Nach Bränden bei Steinhöring und Babensham warnen Experten vor der aktuellen Waldbrandgefahr. Obwohl der Hochsommer noch weit entfernt ist, sorgt die Trockenheit für ein hohes Risiko. Innerhalb weniger Tage kam es in der Region bereits zu mehreren Wald- und Flächenbränden. Doch wie kann das sein?

Steinhöring/Babensham – Der jüngste Einsatz am Donnerstagnachmittag bei St. Christoph in der Gemeinde Steinhöring im Landkreis Ebersberg zeigt die Brisanz: Rund 450 Quadratmeter Waldboden brannten dort ab. Die Ursache ist noch unklar, doch laut Feuerwehrkommandant Andreas Niederlechner aus Hohenlinden wurden „Unrat im Gehölz“ sowie Glasflaschen gefunden – mögliche Auslöser für solche Feuer. Bereits am 11. März hatte es im Streiter Forst in der Gemeinde Babensham gebrannt. Der Waldbrandgefahrenindex des Deutschen-Wetterdienstes für Mühldorf liegt aktuell bei Stufe 2 von 5.

Natur im Frühjahr teils
trockener als im Sommer

Assoziiert werden Waldbrände vor allem mit der Hitze in den Sommermonaten. Doch Experten wie der Leiter des Forstamtsbezirks Wasserburg, Joachim Keßler, wissen: Das Frühjahr ist eine Hochrisiko-Zeit.

„Die Natur ist noch nicht voll da“, erklärt der Forstamtsleiter. Während Bäume und Pflanzen im Sommer voll im Saft stünden und die Blätter feucht wären, liege im Frühling viel „totes“ Material am Boden. Verdorrtes Gras und Laub aus dem Vorjahr entzünden sich sehr leicht. Zudem weicht die Winterschmelze derzeit aus den Böden, und der neue Austrieb hat noch nicht begonnen, um für genug Feuchtigkeit zu sorgen.

Anders als in Nordamerika ist das heimische Ökosystem in Mitteleuropa nicht auf Waldbrände angewiesen, um sich zu regenerieren – Brände sind hier fast immer menschengemacht. Die Ursachen sind oft vermeidbare Nachlässigkeiten: Während bei Babensham vermutlich ein achtlos weggeworfener Zigarettenstummel das Feuer auslöste, könnte laut Feuerwehr in Aschau illegal entsorgter Müll die Ursache sein.

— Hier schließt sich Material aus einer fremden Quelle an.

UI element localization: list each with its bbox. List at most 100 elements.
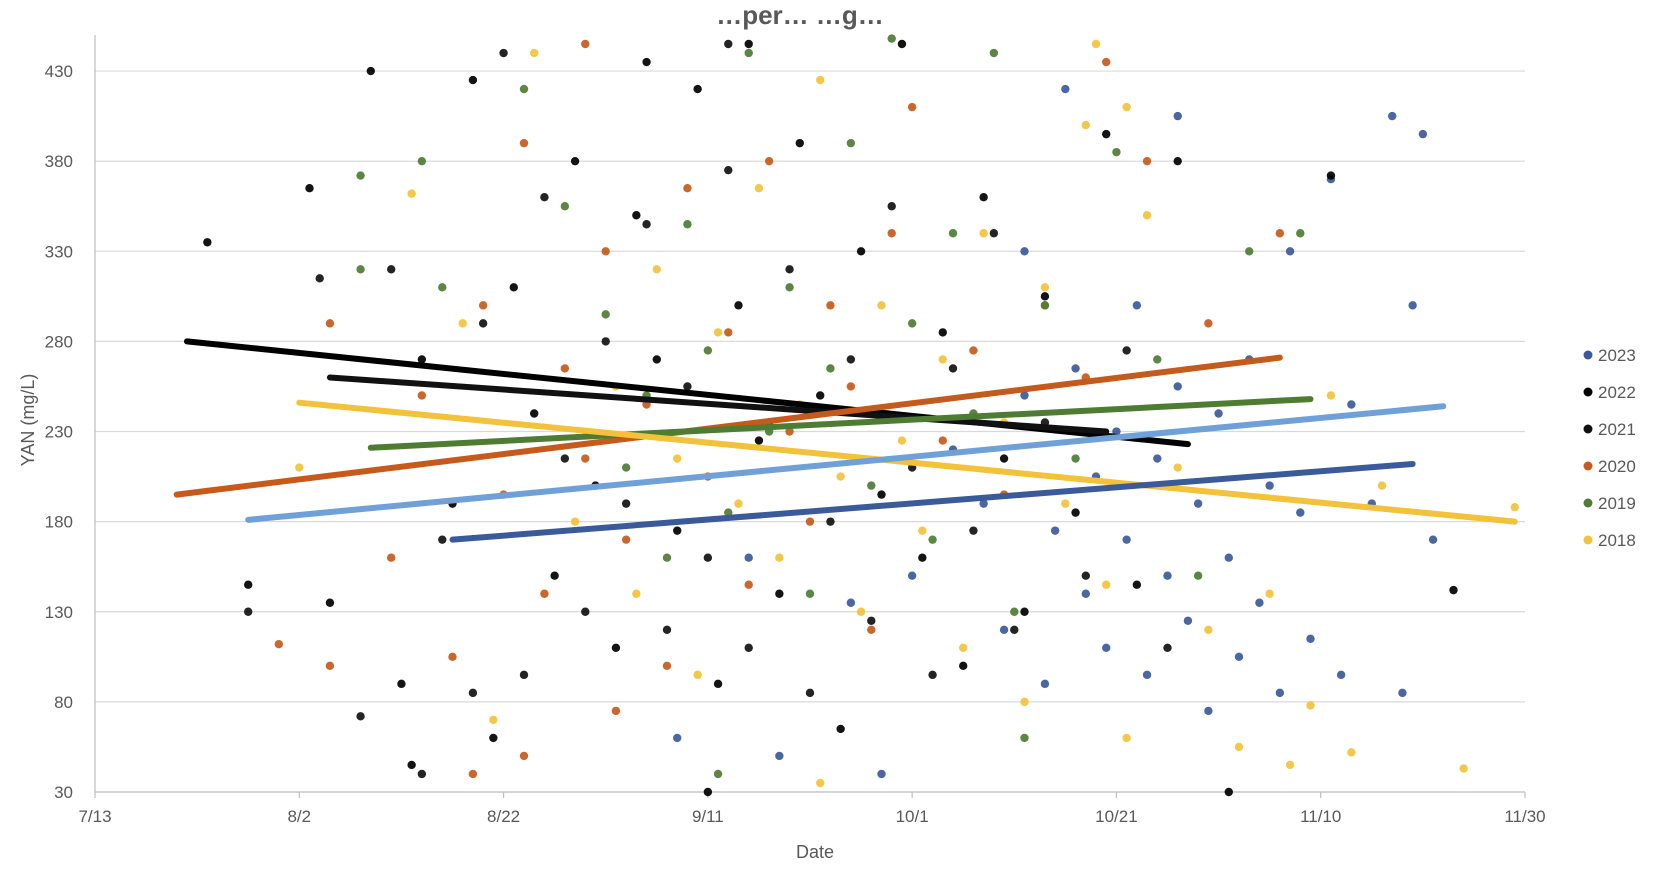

Glasscherben wirken bei Sonneneinstrahlung wie Brenngläser auf das trockene Laub. Auch warme Automotoren oder Katalysatoren, die auf trockenem Gras am Waldrand abgestellt werden, können einen Brand entfachen. Mit Blick auf die anstehenden Osterfeuer mahnen die Experten daher zu extremer Vorsicht.

Hat die aktuelle Gefahr mit dem Klimawandel zu tun? Laut Forstamt nicht unbedingt direkt, aber indirekt: Die Trockenperioden werden länger und die Niederschläge im Frühjahr bleiben oft aus. „Wir Förster hätten gerne einen sehr verregneten Frühling und Sommer, so einmal kurz an jedem Nachmittag“, so der Tenor aus dem Forstamt.

Um die Wälder langfristig gegen Feuer zu schützen, setzen die Bayerischen Staatsforsten auf Waldumbau. Mehr Laubbäume statt reiner Nadelholzkulturen sollen helfen. Der Grund: Nadelböden sind oft extrem trocken, während Laub am Boden die Feuchtigkeit besser speichert.

Feuerwehr rät zu
Achtsamkeit im Wald

Kommandant Andreas Niederlechner und Forstamtsleiter JoachimKeßler bitten Wanderer und Spaziergänger um erhöhte Aufmerksamkeit. Um Brände zu verhindern, sollte im Wald derzeit strikt nicht geraucht und jeglicher Müll – insbesondere Glasflaschen – unbedingt wieder mit nach Hause genommen werden. Autofahrer werden gebeten, ihre Fahrzeuge ausschließlich auf befestigten Parkplätzen abzustellen, da heiße Katalysatoren auf trockenem Untergrund sofort Feuer entfachen können.